Perhaps the most important sound you should hear coming from your AC is the hum of the compressor as the air conditioner operates. When your AC’s compressor starts up is when you’ll begin hearing this humming. It means the system has received a signal from your thermostat that the interior of your living space needs cooling, so then the compressor’s motor starts up.
From there it puts the liquid refrigerant under pressure, changing it to a hot gas, where it will then circulate to carry out the heat exchange process that makes the air conditioner’s job possible. Once your compressor turns on, you can expect to feel cool air coming from the system (if you don’t, your compressor might be malfunctioning).
2. Fan Blowing
The primary noise you’ll hear when your air conditioner is running through a cooling cycle is the blower fan pushing air through your air conditioner and into the ductwork. It should be a relatively steady noise, and a gentle one at that–many people like this sort of “brown noise”!
3. Water Dripping
Now, water is not part of the cooling process, but water does form during the cooling process. You won’t always hear water dripping, but occasionally you will. Have you ever watched a window AC from the outside and noticed water dripping from it as it operates?
The same thing happens to your standard central air conditioner, as condensate forms during the cooling process. The difference is that with a central air conditioner, the water drips into a condensate drain and drain pan before exiting outside. So while you will ideally never see the water, you might hear it.
4. Gentle Rattling
The keyword here is “gentle.” Your ductwork is going to rattle a bit as the air moves through them from your air conditioner and the temperatures fluctuate.
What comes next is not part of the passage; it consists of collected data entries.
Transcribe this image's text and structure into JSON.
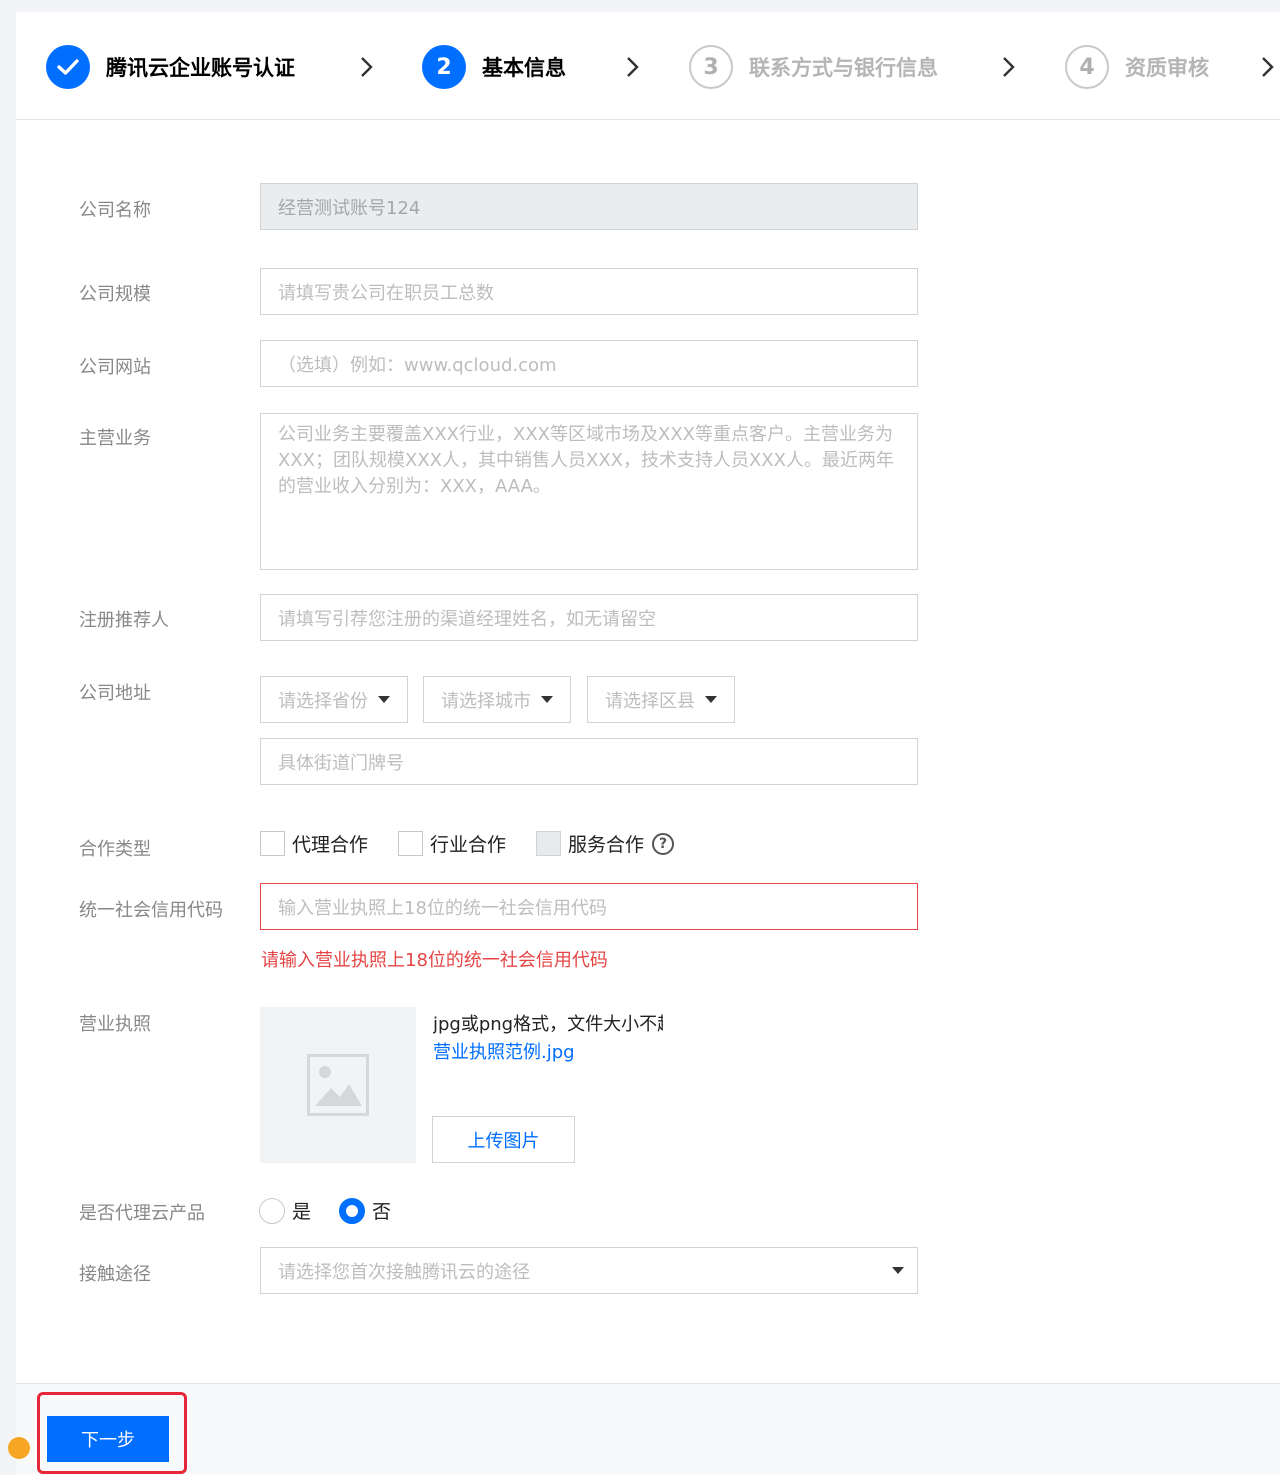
{
  "steps": [
    {
      "number": "",
      "label": "腾讯云企业账号认证",
      "state": "done"
    },
    {
      "number": "2",
      "label": "基本信息",
      "state": "active"
    },
    {
      "number": "3",
      "label": "联系方式与银行信息",
      "state": "pending"
    },
    {
      "number": "4",
      "label": "资质审核",
      "state": "pending"
    }
  ],
  "form": {
    "company_name": {
      "label": "公司名称",
      "value": "经营测试账号124"
    },
    "company_size": {
      "label": "公司规模",
      "placeholder": "请填写贵公司在职员工总数"
    },
    "website": {
      "label": "公司网站",
      "placeholder": "（选填）例如：www.qcloud.com"
    },
    "main_business": {
      "label": "主营业务",
      "placeholder": "公司业务主要覆盖XXX行业，XXX等区域市场及XXX等重点客户。主营业务为XXX；团队规模XXX人，其中销售人员XXX，技术支持人员XXX人。最近两年的营业收入分别为：XXX，AAA。"
    },
    "referrer": {
      "label": "注册推荐人",
      "placeholder": "请填写引荐您注册的渠道经理姓名，如无请留空"
    },
    "address": {
      "label": "公司地址",
      "province": "请选择省份",
      "city": "请选择城市",
      "district": "请选择区县",
      "street_placeholder": "具体街道门牌号"
    },
    "cooperation": {
      "label": "合作类型",
      "options": [
        "代理合作",
        "行业合作",
        "服务合作"
      ],
      "help": "?"
    },
    "credit_code": {
      "label": "统一社会信用代码",
      "placeholder": "输入营业执照上18位的统一社会信用代码",
      "error": "请输入营业执照上18位的统一社会信用代码"
    },
    "license": {
      "label": "营业执照",
      "hint": "jpg或png格式，文件大小不超过",
      "example_link": "营业执照范例.jpg",
      "upload_label": "上传图片"
    },
    "agent_product": {
      "label": "是否代理云产品",
      "options": [
        "是",
        "否"
      ],
      "selected": "否"
    },
    "contact_channel": {
      "label": "接触途径",
      "placeholder": "请选择您首次接触腾讯云的途径"
    }
  },
  "footer": {
    "next_label": "下一步"
  },
  "colors": {
    "primary": "#006eff",
    "error": "#e54545",
    "highlight": "#e8263a"
  }
}
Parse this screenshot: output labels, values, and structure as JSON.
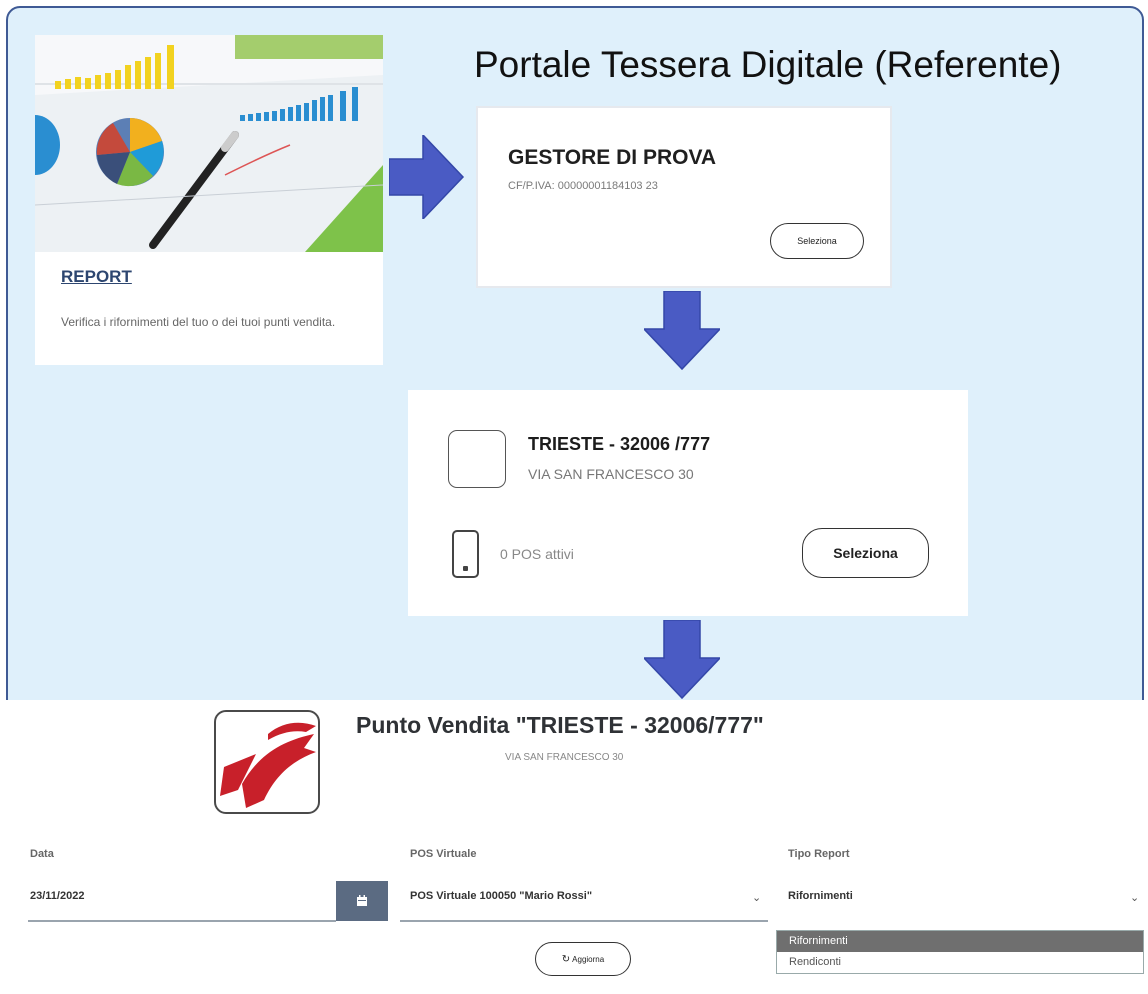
{
  "title": "Portale Tessera Digitale (Referente)",
  "report_card": {
    "link": "REPORT",
    "description": "Verifica i rifornimenti del tuo o dei tuoi punti vendita."
  },
  "gestore": {
    "name": "GESTORE DI PROVA",
    "cf": "CF/P.IVA: 00000001184103 23",
    "button": "Seleziona"
  },
  "punto_vendita_card": {
    "name": "TRIESTE - 32006 /777",
    "address": "VIA SAN FRANCESCO 30",
    "pos_count": "0 POS attivi",
    "button": "Seleziona"
  },
  "report_panel": {
    "heading": "Punto Vendita \"TRIESTE - 32006/777\"",
    "address": "VIA SAN FRANCESCO 30",
    "data": {
      "label": "Data",
      "value": "23/11/2022"
    },
    "pos": {
      "label": "POS Virtuale",
      "value": "POS Virtuale 100050 \"Mario Rossi\""
    },
    "tipo": {
      "label": "Tipo Report",
      "value": "Rifornimenti"
    },
    "refresh_button": "Aggiorna",
    "dropdown_options": [
      "Rifornimenti",
      "Rendiconti"
    ]
  },
  "colors": {
    "frame_bg": "#dff0fb",
    "frame_border": "#3f5a95",
    "arrow": "#4a5bc4",
    "brand_red": "#c8202a",
    "link": "#2d4670"
  }
}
Most of your ductwork is likely made from metal or flexible plastic, and both of these change shape a bit as the material is heating or cooling.
If the rattling is a bit too intense, or you notice it’s gotten louder than it used to be, then it might be time to call for repairs.
5. Clicking at the End of a Cycle
When your air conditioner finishes each cooling cycle, you’ll hear a handful of clicking noises coming from it. This is the typical sound of machinery stopping, like the compressor and the motors. Hearing clicking at other times could indicate trouble, like failing capacitors or loose components. Listen to your air conditioner as it cycles down, and you’ll grow accustomed to that normal clicking sound!